Britain's embattled Conservative government unveiled a raft of measures Monday aimed at cracking down on record levels of regular migration, including raising the minimum salary threshold for a skilled worker visa.

Immigration is set to be a key issue in a general election expected next year, which the main opposition Labour party is currently favoured to win.

Prime Minister Rishi Sunak has pledged to reduce new arrivals but statistics released last month showed that net migration to Britain hit a high in 2022.

The Office for National Statistics (ONS) said the number of people who arrived in Britain last year was 745,000 more than the number who left.
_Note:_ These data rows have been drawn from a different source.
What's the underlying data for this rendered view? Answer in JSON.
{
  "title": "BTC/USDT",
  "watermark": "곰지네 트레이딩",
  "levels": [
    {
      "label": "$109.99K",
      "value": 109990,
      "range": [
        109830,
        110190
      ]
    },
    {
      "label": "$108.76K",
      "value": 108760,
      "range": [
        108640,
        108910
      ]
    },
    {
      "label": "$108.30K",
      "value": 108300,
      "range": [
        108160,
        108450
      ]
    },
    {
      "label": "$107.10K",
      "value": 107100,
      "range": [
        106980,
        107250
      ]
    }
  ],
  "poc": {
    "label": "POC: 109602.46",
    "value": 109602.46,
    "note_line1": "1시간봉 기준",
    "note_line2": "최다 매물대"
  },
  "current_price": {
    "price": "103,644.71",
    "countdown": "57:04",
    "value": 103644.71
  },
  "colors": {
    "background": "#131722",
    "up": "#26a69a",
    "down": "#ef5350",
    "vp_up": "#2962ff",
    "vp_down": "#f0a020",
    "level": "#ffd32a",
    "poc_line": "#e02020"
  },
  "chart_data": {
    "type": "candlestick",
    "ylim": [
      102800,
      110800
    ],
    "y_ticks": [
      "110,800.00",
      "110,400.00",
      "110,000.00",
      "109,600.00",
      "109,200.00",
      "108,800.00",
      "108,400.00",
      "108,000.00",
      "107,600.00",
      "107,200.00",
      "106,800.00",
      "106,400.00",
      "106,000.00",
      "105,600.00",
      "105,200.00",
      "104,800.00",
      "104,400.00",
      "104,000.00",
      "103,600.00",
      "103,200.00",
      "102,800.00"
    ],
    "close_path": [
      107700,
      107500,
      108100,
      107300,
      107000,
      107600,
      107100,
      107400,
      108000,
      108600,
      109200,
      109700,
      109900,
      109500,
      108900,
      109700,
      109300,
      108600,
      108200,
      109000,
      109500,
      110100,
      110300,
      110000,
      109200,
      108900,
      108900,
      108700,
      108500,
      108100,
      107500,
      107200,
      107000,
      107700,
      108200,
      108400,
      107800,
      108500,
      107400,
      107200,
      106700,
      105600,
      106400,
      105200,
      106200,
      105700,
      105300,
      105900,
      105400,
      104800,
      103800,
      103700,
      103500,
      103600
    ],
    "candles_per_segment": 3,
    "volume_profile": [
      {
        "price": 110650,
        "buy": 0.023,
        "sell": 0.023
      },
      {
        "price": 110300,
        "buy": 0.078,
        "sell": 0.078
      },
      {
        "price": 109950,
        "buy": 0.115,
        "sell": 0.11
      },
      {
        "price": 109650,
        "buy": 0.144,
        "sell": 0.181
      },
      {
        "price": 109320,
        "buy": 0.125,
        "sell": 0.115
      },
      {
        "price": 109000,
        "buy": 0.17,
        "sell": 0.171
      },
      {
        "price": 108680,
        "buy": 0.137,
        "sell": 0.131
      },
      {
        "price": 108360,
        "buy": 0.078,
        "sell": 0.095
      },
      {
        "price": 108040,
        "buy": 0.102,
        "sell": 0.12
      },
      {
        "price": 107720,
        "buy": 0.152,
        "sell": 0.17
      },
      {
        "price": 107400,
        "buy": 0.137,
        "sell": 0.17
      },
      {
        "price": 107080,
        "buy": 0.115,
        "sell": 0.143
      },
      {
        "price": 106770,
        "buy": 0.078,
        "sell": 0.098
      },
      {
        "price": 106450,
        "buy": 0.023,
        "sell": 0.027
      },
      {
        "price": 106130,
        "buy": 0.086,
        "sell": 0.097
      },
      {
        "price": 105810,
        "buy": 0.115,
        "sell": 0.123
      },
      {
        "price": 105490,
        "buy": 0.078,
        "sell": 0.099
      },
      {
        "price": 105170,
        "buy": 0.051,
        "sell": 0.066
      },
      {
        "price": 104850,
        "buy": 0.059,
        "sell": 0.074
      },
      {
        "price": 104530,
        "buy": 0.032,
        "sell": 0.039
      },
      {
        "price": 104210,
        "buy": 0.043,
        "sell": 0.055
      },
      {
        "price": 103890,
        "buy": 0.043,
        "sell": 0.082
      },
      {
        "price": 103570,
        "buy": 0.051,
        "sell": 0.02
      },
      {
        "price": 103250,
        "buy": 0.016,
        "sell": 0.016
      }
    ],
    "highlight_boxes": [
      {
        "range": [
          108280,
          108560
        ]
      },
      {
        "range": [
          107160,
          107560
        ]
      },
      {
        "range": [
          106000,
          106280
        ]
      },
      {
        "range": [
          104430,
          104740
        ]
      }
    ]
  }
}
Interior minister James Cleverly said his plan would result in 300,000 fewer people coming to the UK in the coming years.

"Enough is enough," the home secretary told parliament as he laid out his proposals, which will take effect early next year.

Cleverly said skilled foreign workers wanting a UK visa would have to earn GBP38,700 ($48,860), up from GBP26,200 -- just over a third more.

He exempted health and social care workers, where there are currently staff shortages, in part because of Brexit, but said they would be prevented from bringing family dependents.

Cleverly raised the minimum income for family visas and confirmed restrictions on international students bringing dependents.

He also reaffirmed that Britain would increase the surcharge that migrants pay to access the state-run National Health Service (NHS) by 66 percent, to GBP1,035.

Critics have said this effectively imposes a double charge on migrant workers, as employees have National Insurance charges, which goes towards covering healthcare, deducted from wages at source.

Cleverly added that the government would reform the "shortage occupation list", which details jobs for which employers are not able to find enough British workers.

The Conservatives won a landslide under the leadership of Boris Johnson at the last election in 2019, largely on a promise to bring net migration numbers down.

The party has repeatedly promised that leaving the European Union, which ended the free movement of people from member states, would allow the UK to "take back control" of its borders.

But regular migration has soared since Britain formally left the EU in January 2020. In 2021, net migration was 488,000.

The ONS data piled pressure on Sunak from his own MPs to take action.

The Tories, in power since 2010, lag well behind centre-left Labour in opinion polls ahead of an election that must be held by January 2025.